For the quantitative determination of lipase in serum or plasma. For in vitro diagnostic use only. METHOD HISTORY This method is based on the cleavage of a specific chromogenic lipase substrate 1,2-O-dilauryl-rac-glycero-3-glutaric acid-(6-methylresorufin) ester emulsified with bile acids.

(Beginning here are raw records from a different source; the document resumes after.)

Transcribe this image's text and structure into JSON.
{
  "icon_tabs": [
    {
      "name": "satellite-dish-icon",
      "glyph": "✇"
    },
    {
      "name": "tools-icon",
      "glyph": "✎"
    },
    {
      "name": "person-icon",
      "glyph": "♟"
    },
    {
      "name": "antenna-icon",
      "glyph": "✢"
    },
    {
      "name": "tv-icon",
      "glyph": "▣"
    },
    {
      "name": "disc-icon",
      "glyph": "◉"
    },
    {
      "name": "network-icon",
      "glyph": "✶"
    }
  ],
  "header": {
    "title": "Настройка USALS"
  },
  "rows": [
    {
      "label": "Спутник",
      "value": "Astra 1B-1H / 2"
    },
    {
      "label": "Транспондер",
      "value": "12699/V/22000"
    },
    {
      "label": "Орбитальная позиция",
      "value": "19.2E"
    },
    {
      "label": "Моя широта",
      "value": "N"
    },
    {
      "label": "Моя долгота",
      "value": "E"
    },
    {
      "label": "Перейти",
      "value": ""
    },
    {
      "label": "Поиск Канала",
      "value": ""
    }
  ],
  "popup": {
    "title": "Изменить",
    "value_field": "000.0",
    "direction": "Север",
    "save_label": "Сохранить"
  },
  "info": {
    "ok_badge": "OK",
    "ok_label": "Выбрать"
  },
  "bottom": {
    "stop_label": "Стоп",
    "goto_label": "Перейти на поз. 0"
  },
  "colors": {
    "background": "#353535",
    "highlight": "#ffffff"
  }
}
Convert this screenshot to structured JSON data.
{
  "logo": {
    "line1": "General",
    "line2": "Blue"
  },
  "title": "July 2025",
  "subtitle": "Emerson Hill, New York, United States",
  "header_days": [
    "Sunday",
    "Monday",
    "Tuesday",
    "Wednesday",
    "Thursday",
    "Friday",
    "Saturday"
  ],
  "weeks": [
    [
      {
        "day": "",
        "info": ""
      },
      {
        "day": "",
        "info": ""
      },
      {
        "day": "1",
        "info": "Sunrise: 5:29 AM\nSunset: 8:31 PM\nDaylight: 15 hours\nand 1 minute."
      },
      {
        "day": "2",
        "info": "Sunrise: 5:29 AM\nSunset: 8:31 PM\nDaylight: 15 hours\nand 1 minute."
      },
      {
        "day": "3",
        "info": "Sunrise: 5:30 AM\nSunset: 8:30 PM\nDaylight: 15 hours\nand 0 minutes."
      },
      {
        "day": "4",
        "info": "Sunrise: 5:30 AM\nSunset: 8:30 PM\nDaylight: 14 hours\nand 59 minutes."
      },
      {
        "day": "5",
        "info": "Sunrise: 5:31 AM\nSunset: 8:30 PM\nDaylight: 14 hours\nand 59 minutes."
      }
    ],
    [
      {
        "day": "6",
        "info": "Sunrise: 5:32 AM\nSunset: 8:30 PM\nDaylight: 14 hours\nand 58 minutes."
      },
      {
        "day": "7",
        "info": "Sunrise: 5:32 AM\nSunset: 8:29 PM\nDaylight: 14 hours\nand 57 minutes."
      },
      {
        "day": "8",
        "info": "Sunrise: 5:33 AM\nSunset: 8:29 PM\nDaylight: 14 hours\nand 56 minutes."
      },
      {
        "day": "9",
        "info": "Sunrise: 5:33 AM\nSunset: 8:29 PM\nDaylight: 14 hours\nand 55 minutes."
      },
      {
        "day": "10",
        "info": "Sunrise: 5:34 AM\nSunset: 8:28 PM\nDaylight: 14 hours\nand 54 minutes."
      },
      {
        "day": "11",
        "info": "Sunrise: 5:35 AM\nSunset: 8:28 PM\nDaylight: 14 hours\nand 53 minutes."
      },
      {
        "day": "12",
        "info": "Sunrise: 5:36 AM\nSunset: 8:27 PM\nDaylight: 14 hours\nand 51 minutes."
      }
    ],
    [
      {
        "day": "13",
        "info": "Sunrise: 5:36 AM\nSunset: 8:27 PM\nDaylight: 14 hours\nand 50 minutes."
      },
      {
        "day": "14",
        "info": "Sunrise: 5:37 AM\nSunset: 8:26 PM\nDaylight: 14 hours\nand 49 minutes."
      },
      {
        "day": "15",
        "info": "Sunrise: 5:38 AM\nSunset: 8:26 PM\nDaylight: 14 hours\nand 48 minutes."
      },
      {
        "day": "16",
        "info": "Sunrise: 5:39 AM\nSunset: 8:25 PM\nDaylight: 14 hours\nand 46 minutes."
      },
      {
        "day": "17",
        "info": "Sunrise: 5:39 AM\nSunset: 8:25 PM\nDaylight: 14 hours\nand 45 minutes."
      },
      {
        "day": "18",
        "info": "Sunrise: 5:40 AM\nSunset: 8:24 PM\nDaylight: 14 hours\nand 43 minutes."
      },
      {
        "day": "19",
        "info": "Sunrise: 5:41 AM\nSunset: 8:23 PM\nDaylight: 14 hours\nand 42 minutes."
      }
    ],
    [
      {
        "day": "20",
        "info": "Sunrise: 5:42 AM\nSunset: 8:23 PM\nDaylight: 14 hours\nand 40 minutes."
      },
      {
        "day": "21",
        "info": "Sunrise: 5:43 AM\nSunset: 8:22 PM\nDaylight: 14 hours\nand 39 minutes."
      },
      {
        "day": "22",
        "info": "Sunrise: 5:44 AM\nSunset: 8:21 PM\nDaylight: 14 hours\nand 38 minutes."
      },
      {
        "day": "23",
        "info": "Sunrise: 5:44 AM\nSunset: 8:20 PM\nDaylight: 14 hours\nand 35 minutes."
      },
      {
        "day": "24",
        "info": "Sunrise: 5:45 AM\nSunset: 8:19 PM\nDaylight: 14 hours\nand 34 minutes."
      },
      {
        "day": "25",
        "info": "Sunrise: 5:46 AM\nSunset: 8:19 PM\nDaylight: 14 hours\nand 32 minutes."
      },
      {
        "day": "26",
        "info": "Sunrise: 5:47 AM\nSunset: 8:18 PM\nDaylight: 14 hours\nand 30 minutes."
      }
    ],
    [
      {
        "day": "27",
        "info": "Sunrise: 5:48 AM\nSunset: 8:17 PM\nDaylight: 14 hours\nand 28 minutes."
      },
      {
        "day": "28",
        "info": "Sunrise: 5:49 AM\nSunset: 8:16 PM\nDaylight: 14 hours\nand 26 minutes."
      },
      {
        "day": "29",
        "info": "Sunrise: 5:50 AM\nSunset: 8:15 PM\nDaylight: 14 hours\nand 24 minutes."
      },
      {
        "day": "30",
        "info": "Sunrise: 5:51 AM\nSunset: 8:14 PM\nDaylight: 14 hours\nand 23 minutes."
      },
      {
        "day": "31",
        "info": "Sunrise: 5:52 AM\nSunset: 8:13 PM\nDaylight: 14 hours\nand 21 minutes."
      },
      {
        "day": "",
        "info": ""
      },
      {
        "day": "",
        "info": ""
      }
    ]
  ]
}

The pancreatic enzyme activity is determined specifically by the combination of bile acid and colipase used in this assay. Virtually no lipase activity is detected in the absence of colipase. Colipase only activates pancreatic lipase, but not other lipolytic enzymes found in serum. The high amount of cholates ensure that the esterases present in the serum do not react with the chromogenic substrate due to the highly negative surface charge. PRINCIPLE At alkaline pH the lipase dye substrate 1,2-O-dilauryl-rac -glycero - 3 - glutaric acid - ( 6 -methyl - resorufin) esther is cleaved by the catalytic action of pancreatic lipase to form 1,2-O-dilauryl-rac-glycerol and unstable compound glutaric acid-(6-methyl-resorufin) – esther. In that alkaline solution,this compound degrades to glutaric acid and methylresorufin.The color intensity of the red dye formed is directly proportional to the lipase activity. This activity can be measured at 578 nm. PRECAUTIONS 1. The reagents contain Sodium azide at 0.09%. 2. Handle with care. The disposal of the residues has to be made according to legal local regulations.. Concentrations of Hemoglobin higher than 400 mg/dL and of Bilirubin higher than 60 mg/dL can interfere with the assay. To perform this test, the use of disposable labware is highly recommended.